The media has been full of stories about the death of former Friends star Matthew Perry, 54, in his hot tub. Most have focused mainly on the show’s impact and his importance to its success. I was more interested in his addictions and his long struggle with recovery.
The Guardian did the best job covering that. Here’s a link:
There’s lots more in his autobiography, which came out last year. Title: Friends, Lovers, and the Big Terrible Thing.
Some excerpts from the article:
“Perry characterized himself as a ready-made, just-add-water addict: An alcoholic with his first drink at the age of 14, and hooked on painkillers with his first pill, prescribed after a jet ski accident.”

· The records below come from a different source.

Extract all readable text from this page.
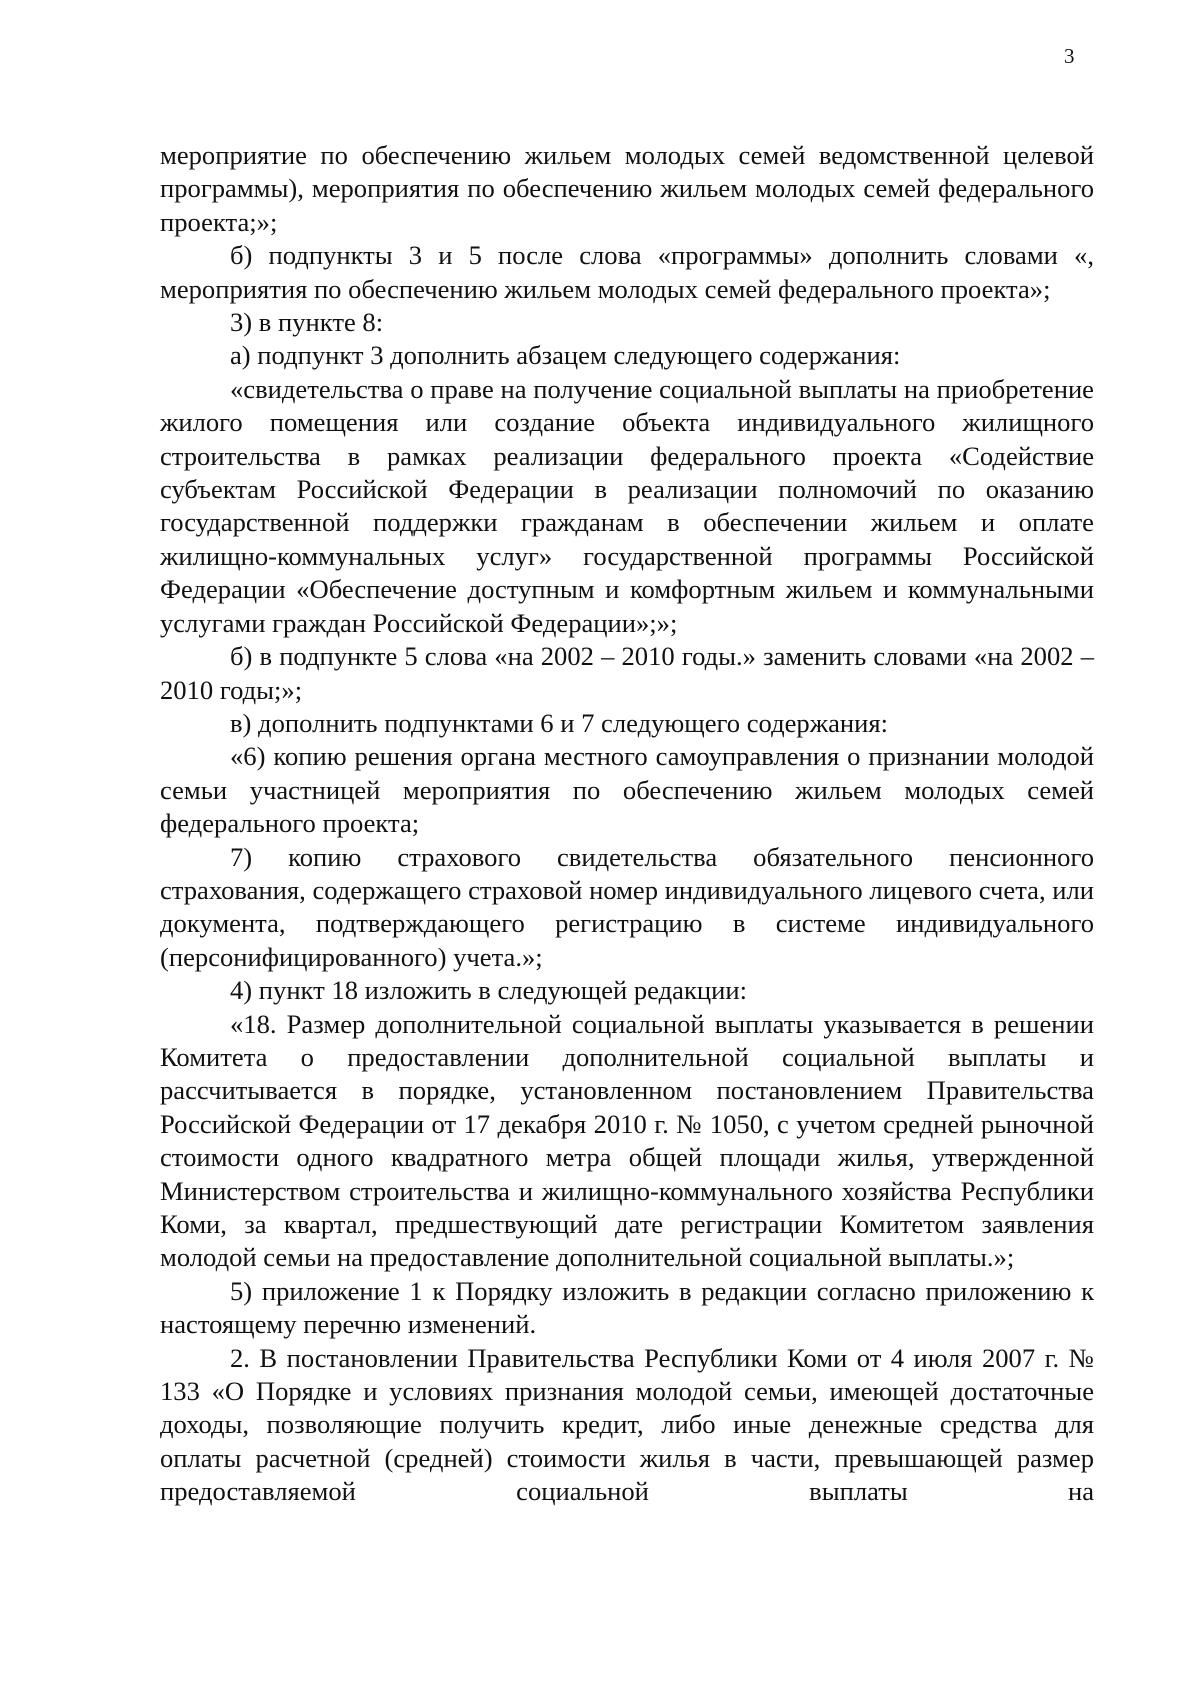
3

мероприятие по обеспечению жильем молодых семей ведомственной целевой программы), мероприятия по обеспечению жильем молодых семей федерального проекта;»;

б) подпункты 3 и 5 после слова «программы» дополнить словами «, мероприятия по обеспечению жильем молодых семей федерального проекта»;

3) в пункте 8:

а) подпункт 3 дополнить абзацем следующего содержания:

«свидетельства о праве на получение социальной выплаты на приобретение жилого помещения или создание объекта индивидуального жилищного строительства в рамках реализации федерального проекта «Содействие субъектам Российской Федерации в реализации полномочий по оказанию государственной поддержки гражданам в обеспечении жильем и оплате жилищно-коммунальных услуг» государственной программы Российской Федерации «Обеспечение доступным и комфортным жильем и коммунальными услугами граждан Российской Федерации»;»;

б) в подпункте 5 слова «на 2002 – 2010 годы.» заменить словами «на 2002 – 2010 годы;»;

в) дополнить подпунктами 6 и 7 следующего содержания:

«6) копию решения органа местного самоуправления о признании молодой семьи участницей мероприятия по обеспечению жильем молодых семей федерального проекта;

7) копию страхового свидетельства обязательного пенсионного страхования, содержащего страховой номер индивидуального лицевого счета, или документа, подтверждающего регистрацию в системе индивидуального (персонифицированного) учета.»;

4) пункт 18 изложить в следующей редакции:

«18. Размер дополнительной социальной выплаты указывается в решении Комитета о предоставлении дополнительной социальной выплаты и рассчитывается в порядке, установленном постановлением Правительства Российской Федерации от 17 декабря 2010 г. № 1050, с учетом средней рыночной стоимости одного квадратного метра общей площади жилья, утвержденной Министерством строительства и жилищно-коммунального хозяйства Республики Коми, за квартал, предшествующий дате регистрации Комитетом заявления молодой семьи на предоставление дополнительной социальной выплаты.»;

5) приложение 1 к Порядку изложить в редакции согласно приложению к настоящему перечню изменений.

2. В постановлении Правительства Республики Коми от 4 июля 2007 г. № 133 «О Порядке и условиях признания молодой семьи, имеющей достаточные доходы, позволяющие получить кредит, либо иные денежные средства для оплаты расчетной (средней) стоимости жилья в части, превышающей размер предоставляемой социальной выплаты на
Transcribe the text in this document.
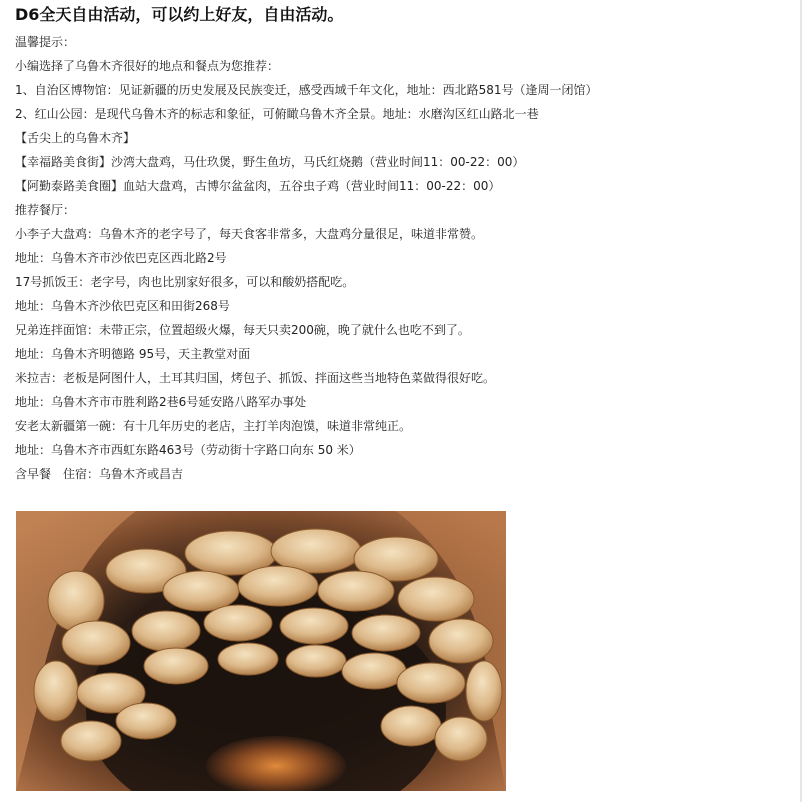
D6全天自由活动，可以约上好友，自由活动。
温馨提示：
小编选择了乌鲁木齐很好的地点和餐点为您推荐：
1、自治区博物馆：见证新疆的历史发展及民族变迁，感受西域千年文化，地址：西北路581号（逢周一闭馆）
2、红山公园：是现代乌鲁木齐的标志和象征，可俯瞰乌鲁木齐全景。地址：水磨沟区红山路北一巷
【舌尖上的乌鲁木齐】
【幸福路美食街】沙湾大盘鸡，马仕玖煲，野生鱼坊，马氏红烧鹅（营业时间11：00-22：00）
【阿勤泰路美食圈】血站大盘鸡，古博尔盆盆肉，五谷虫子鸡（营业时间11：00-22：00）
推荐餐厅：
小李子大盘鸡：乌鲁木齐的老字号了，每天食客非常多，大盘鸡分量很足，味道非常赞。
地址：乌鲁木齐市沙依巴克区西北路2号
17号抓饭王：老字号，肉也比别家好很多，可以和酸奶搭配吃。
地址：乌鲁木齐沙依巴克区和田街268号
兄弟连拌面馆：未带正宗，位置超级火爆，每天只卖200碗，晚了就什么也吃不到了。
地址：乌鲁木齐明德路 95号，天主教堂对面
米拉吉：老板是阿图什人，土耳其归国，烤包子、抓饭、拌面这些当地特色菜做得很好吃。
地址：乌鲁木齐市市胜利路2巷6号延安路八路军办事处
安老太新疆第一碗：有十几年历史的老店，主打羊肉泡馍，味道非常纯正。
地址：乌鲁木齐市西虹东路463号（劳动街十字路口向东 50 米）
含早餐　住宿：乌鲁木齐或昌吉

Not an uncommon story. If we conceive of addiction as a disease, Perry would represent those most vulnerable to it. Very little actual exposure to substances would be enough to trigger the pathology. Once that occurred, the real challenge would be how to stop it.
It isn’t easy.
“The fact that Perry managed to more or less keep it together over 10 seasons and 236 episodes, often while juggling ferocious substance abuse, is only further testament to his talent.”

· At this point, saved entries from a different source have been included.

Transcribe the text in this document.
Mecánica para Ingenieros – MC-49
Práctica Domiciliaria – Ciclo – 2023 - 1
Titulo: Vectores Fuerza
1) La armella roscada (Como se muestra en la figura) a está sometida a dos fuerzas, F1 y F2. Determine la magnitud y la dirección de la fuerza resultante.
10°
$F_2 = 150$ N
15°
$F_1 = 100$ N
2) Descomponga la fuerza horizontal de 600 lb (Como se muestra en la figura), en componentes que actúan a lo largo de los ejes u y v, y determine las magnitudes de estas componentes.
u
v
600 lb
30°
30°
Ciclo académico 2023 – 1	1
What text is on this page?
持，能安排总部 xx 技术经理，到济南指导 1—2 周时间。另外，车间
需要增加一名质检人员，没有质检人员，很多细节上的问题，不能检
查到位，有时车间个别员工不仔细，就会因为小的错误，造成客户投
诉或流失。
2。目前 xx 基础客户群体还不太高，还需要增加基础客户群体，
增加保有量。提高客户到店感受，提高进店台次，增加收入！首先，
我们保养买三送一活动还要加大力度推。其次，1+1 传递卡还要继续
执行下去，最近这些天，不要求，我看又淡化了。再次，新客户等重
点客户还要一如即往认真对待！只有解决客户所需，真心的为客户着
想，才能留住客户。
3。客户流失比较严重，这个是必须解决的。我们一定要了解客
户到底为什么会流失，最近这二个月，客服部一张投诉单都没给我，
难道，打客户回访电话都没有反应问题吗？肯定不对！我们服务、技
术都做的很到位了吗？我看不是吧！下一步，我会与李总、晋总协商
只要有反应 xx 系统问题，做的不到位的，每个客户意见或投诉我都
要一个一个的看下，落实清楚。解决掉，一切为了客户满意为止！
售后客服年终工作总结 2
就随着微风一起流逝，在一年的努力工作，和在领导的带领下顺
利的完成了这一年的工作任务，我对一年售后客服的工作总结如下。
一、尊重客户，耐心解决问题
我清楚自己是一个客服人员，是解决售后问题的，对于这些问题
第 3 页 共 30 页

Not really. The history of addiction is chock-full of examples of people who were able to continue functioning at a high level while under the influence of amounts that would stop the rest of us dead in our tracks. That’s the result of tolerance and also dependence, the physical withdrawal that motivates someone to continue using in the face of the inevitable adverse consequences. As one former patient described it: “The more dope I used, the sicker I was when it wore off. And the more I needed to use the next time out.”
“Even a “sober companion” to shadow him at work proved insufficient safeguard”. Well duh. Reminds me of the gambler who paid an employee to stand behind him at the tables, with instructions to pull him away (by force if necessary) before he lost control. I had to wonder what would happen if his handler was on a bathroom break when the urge hit.
Bankruptcy, I suppose.
No word yet on the cause of death. Drugs not found at the scene, so we’ll need to wait for the tox results to be sure.
Seriously, is it all that important? It’s his life people will remember.